Déjà View: Looping Transformers for Multi-View 3D Reconstruction
Abstract Overview
The paper presents DéjàView, a multi-view 3D reconstruction model that replaces a deep feed-forward transformer with a single shared transformer block applied recurrently to per-view DINOv2 features. The recurrent block is conditioned on continuous time intervals, and the number of refinement steps K is sampled during training so that one checkpoint can be used at different inference-time compute budgets. The method predicts depth, rays, and camera parameters, and the authors analyze the recurrent dynamics as a form of directional refinement rather than fixed-point convergence. Evaluation is reported on five benchmarks spanning indoor, outdoor, object-centric, and driving scenes.
Novelty
The main novelty is making iterative refinement explicit in a multi-view reconstruction transformer by looping a shared block, instead of relying on many independently parameterized layers to realize refinement implicitly. The paper also introduces continuous time conditioning and variable-K training so the same trained model can trade compute for accuracy at inference, and shows that shared recurrence outperforms an otherwise matched untied per-step variant.
Results
Across DTU, ETH3D, 7-Scenes, ScanNet++, and nuScenes, DéjàView matches or exceeds much larger feed-forward baselines while using 117M parameters, 75.9 TFLOPs, and 4.9 GiB peak memory at 24 views. In the efficiency summary, it attains the best average inlier ratio (80.3) and AUC@30 (91.8), and the pose table shows first- or second-place results on nine of ten benchmark cells. Ablations further show that weight sharing and the proposed gating design improve metrics monotonically, with the fully shared design outperforming a decoupled 16-step alternative despite far fewer parameters.
Key Points
- DéjàView formulates multi-view 3D reconstruction as recurrent refinement of per-view tokens with a single shared transformer block conditioned on continuous time intervals.

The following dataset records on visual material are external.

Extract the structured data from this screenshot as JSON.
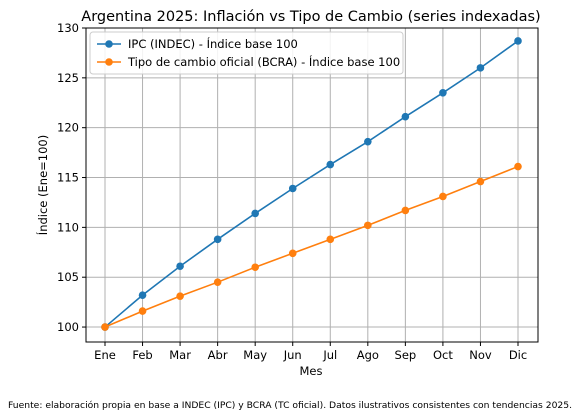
{
  "chart_data": {
    "type": "line",
    "title": "Argentina 2025: Inflación vs Tipo de Cambio (series indexadas)",
    "xlabel": "Mes",
    "ylabel": "Índice (Ene=100)",
    "categories": [
      "Ene",
      "Feb",
      "Mar",
      "Abr",
      "May",
      "Jun",
      "Jul",
      "Ago",
      "Sep",
      "Oct",
      "Nov",
      "Dic"
    ],
    "ylim": [
      98.5,
      130
    ],
    "yticks": [
      100,
      105,
      110,
      115,
      120,
      125,
      130
    ],
    "grid": true,
    "legend_position": "top-left",
    "series": [
      {
        "name": "IPC (INDEC) - Índice base 100",
        "color": "#1f77b4",
        "values": [
          100.0,
          103.2,
          106.1,
          108.8,
          111.4,
          113.9,
          116.3,
          118.6,
          121.1,
          123.5,
          126.0,
          128.7
        ]
      },
      {
        "name": "Tipo de cambio oficial (BCRA) - Índice base 100",
        "color": "#ff7f0e",
        "values": [
          100.0,
          101.6,
          103.1,
          104.5,
          106.0,
          107.4,
          108.8,
          110.2,
          111.7,
          113.1,
          114.6,
          116.1
        ]
      }
    ],
    "footnote": "Fuente: elaboración propia en base a INDEC (IPC) y BCRA (TC oficial). Datos ilustrativos consistentes con tendencias 2025."
  }
}
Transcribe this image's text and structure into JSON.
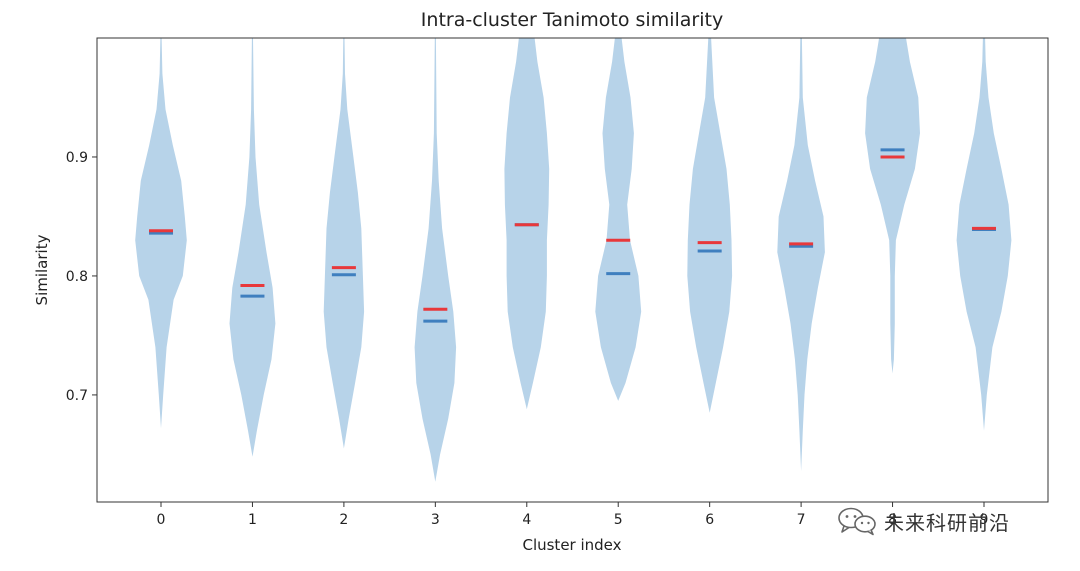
{
  "chart_data": {
    "type": "violin",
    "title": "Intra-cluster Tanimoto similarity",
    "xlabel": "Cluster index",
    "ylabel": "Similarity",
    "xlim": [
      -0.7,
      9.7
    ],
    "ylim": [
      0.61,
      1.0
    ],
    "yticks": [
      0.7,
      0.8,
      0.9
    ],
    "ytick_labels": [
      "0.7",
      "0.8",
      "0.9"
    ],
    "categories": [
      "0",
      "1",
      "2",
      "3",
      "4",
      "5",
      "6",
      "7",
      "8",
      "9"
    ],
    "colors": {
      "body": "#b7d3e9",
      "mean": "#e8383b",
      "median": "#3f7fbf",
      "frame": "#333333"
    },
    "violins": [
      {
        "min": 0.672,
        "max": 1.0,
        "mean": 0.838,
        "median": 0.836,
        "profile": [
          [
            0.672,
            0.0
          ],
          [
            0.7,
            0.08
          ],
          [
            0.74,
            0.2
          ],
          [
            0.78,
            0.45
          ],
          [
            0.8,
            0.78
          ],
          [
            0.83,
            0.92
          ],
          [
            0.85,
            0.85
          ],
          [
            0.88,
            0.72
          ],
          [
            0.91,
            0.42
          ],
          [
            0.94,
            0.16
          ],
          [
            0.97,
            0.05
          ],
          [
            1.0,
            0.02
          ]
        ]
      },
      {
        "min": 0.648,
        "max": 1.0,
        "mean": 0.792,
        "median": 0.783,
        "profile": [
          [
            0.648,
            0.0
          ],
          [
            0.67,
            0.16
          ],
          [
            0.7,
            0.4
          ],
          [
            0.73,
            0.68
          ],
          [
            0.76,
            0.82
          ],
          [
            0.79,
            0.72
          ],
          [
            0.82,
            0.5
          ],
          [
            0.86,
            0.24
          ],
          [
            0.9,
            0.11
          ],
          [
            0.94,
            0.05
          ],
          [
            1.0,
            0.02
          ]
        ]
      },
      {
        "min": 0.655,
        "max": 1.0,
        "mean": 0.807,
        "median": 0.801,
        "profile": [
          [
            0.655,
            0.0
          ],
          [
            0.68,
            0.17
          ],
          [
            0.71,
            0.4
          ],
          [
            0.74,
            0.62
          ],
          [
            0.77,
            0.72
          ],
          [
            0.8,
            0.68
          ],
          [
            0.84,
            0.62
          ],
          [
            0.87,
            0.5
          ],
          [
            0.9,
            0.34
          ],
          [
            0.94,
            0.12
          ],
          [
            0.97,
            0.04
          ],
          [
            1.0,
            0.02
          ]
        ]
      },
      {
        "min": 0.627,
        "max": 1.0,
        "mean": 0.772,
        "median": 0.762,
        "profile": [
          [
            0.627,
            0.0
          ],
          [
            0.65,
            0.17
          ],
          [
            0.68,
            0.46
          ],
          [
            0.71,
            0.68
          ],
          [
            0.74,
            0.74
          ],
          [
            0.77,
            0.64
          ],
          [
            0.8,
            0.46
          ],
          [
            0.84,
            0.24
          ],
          [
            0.88,
            0.12
          ],
          [
            0.92,
            0.05
          ],
          [
            1.0,
            0.02
          ]
        ]
      },
      {
        "min": 0.688,
        "max": 1.0,
        "mean": 0.843,
        "median": 0.843,
        "profile": [
          [
            0.688,
            0.0
          ],
          [
            0.71,
            0.22
          ],
          [
            0.74,
            0.5
          ],
          [
            0.77,
            0.68
          ],
          [
            0.8,
            0.72
          ],
          [
            0.83,
            0.72
          ],
          [
            0.86,
            0.78
          ],
          [
            0.89,
            0.8
          ],
          [
            0.92,
            0.72
          ],
          [
            0.95,
            0.6
          ],
          [
            0.98,
            0.38
          ],
          [
            1.0,
            0.28
          ]
        ]
      },
      {
        "min": 0.695,
        "max": 1.0,
        "mean": 0.83,
        "median": 0.802,
        "profile": [
          [
            0.695,
            0.0
          ],
          [
            0.71,
            0.26
          ],
          [
            0.74,
            0.62
          ],
          [
            0.77,
            0.82
          ],
          [
            0.8,
            0.72
          ],
          [
            0.83,
            0.42
          ],
          [
            0.86,
            0.32
          ],
          [
            0.89,
            0.48
          ],
          [
            0.92,
            0.56
          ],
          [
            0.95,
            0.44
          ],
          [
            0.98,
            0.22
          ],
          [
            1.0,
            0.12
          ]
        ]
      },
      {
        "min": 0.685,
        "max": 1.0,
        "mean": 0.828,
        "median": 0.821,
        "profile": [
          [
            0.685,
            0.0
          ],
          [
            0.71,
            0.22
          ],
          [
            0.74,
            0.48
          ],
          [
            0.77,
            0.7
          ],
          [
            0.8,
            0.8
          ],
          [
            0.83,
            0.78
          ],
          [
            0.86,
            0.72
          ],
          [
            0.89,
            0.6
          ],
          [
            0.92,
            0.38
          ],
          [
            0.95,
            0.16
          ],
          [
            1.0,
            0.05
          ]
        ]
      },
      {
        "min": 0.636,
        "max": 1.0,
        "mean": 0.827,
        "median": 0.825,
        "profile": [
          [
            0.636,
            0.0
          ],
          [
            0.67,
            0.06
          ],
          [
            0.7,
            0.12
          ],
          [
            0.73,
            0.22
          ],
          [
            0.76,
            0.38
          ],
          [
            0.79,
            0.6
          ],
          [
            0.82,
            0.85
          ],
          [
            0.85,
            0.8
          ],
          [
            0.88,
            0.5
          ],
          [
            0.91,
            0.24
          ],
          [
            0.95,
            0.06
          ],
          [
            1.0,
            0.03
          ]
        ]
      },
      {
        "min": 0.718,
        "max": 1.0,
        "mean": 0.9,
        "median": 0.906,
        "profile": [
          [
            0.718,
            0.0
          ],
          [
            0.73,
            0.05
          ],
          [
            0.76,
            0.08
          ],
          [
            0.8,
            0.08
          ],
          [
            0.83,
            0.12
          ],
          [
            0.86,
            0.42
          ],
          [
            0.89,
            0.8
          ],
          [
            0.92,
            0.98
          ],
          [
            0.95,
            0.92
          ],
          [
            0.98,
            0.62
          ],
          [
            1.0,
            0.48
          ]
        ]
      },
      {
        "min": 0.67,
        "max": 1.0,
        "mean": 0.84,
        "median": 0.839,
        "profile": [
          [
            0.67,
            0.0
          ],
          [
            0.7,
            0.1
          ],
          [
            0.74,
            0.3
          ],
          [
            0.77,
            0.62
          ],
          [
            0.8,
            0.85
          ],
          [
            0.83,
            0.98
          ],
          [
            0.86,
            0.88
          ],
          [
            0.89,
            0.62
          ],
          [
            0.92,
            0.35
          ],
          [
            0.95,
            0.16
          ],
          [
            0.98,
            0.06
          ],
          [
            1.0,
            0.04
          ]
        ]
      }
    ]
  },
  "watermark": {
    "text": "未来科研前沿",
    "icon": "wechat-icon"
  }
}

- A single variable-K checkpoint supports different inference budgets, and the model achieves strong cross-benchmark performance with substantially fewer parameters than prior feed-forward transformers.
- The analysis indicates monotonic quality improvement across recurrent steps and identifies directional refinement in feature space; moreover, the shared recurrent block performs better than a matched untied per-step design.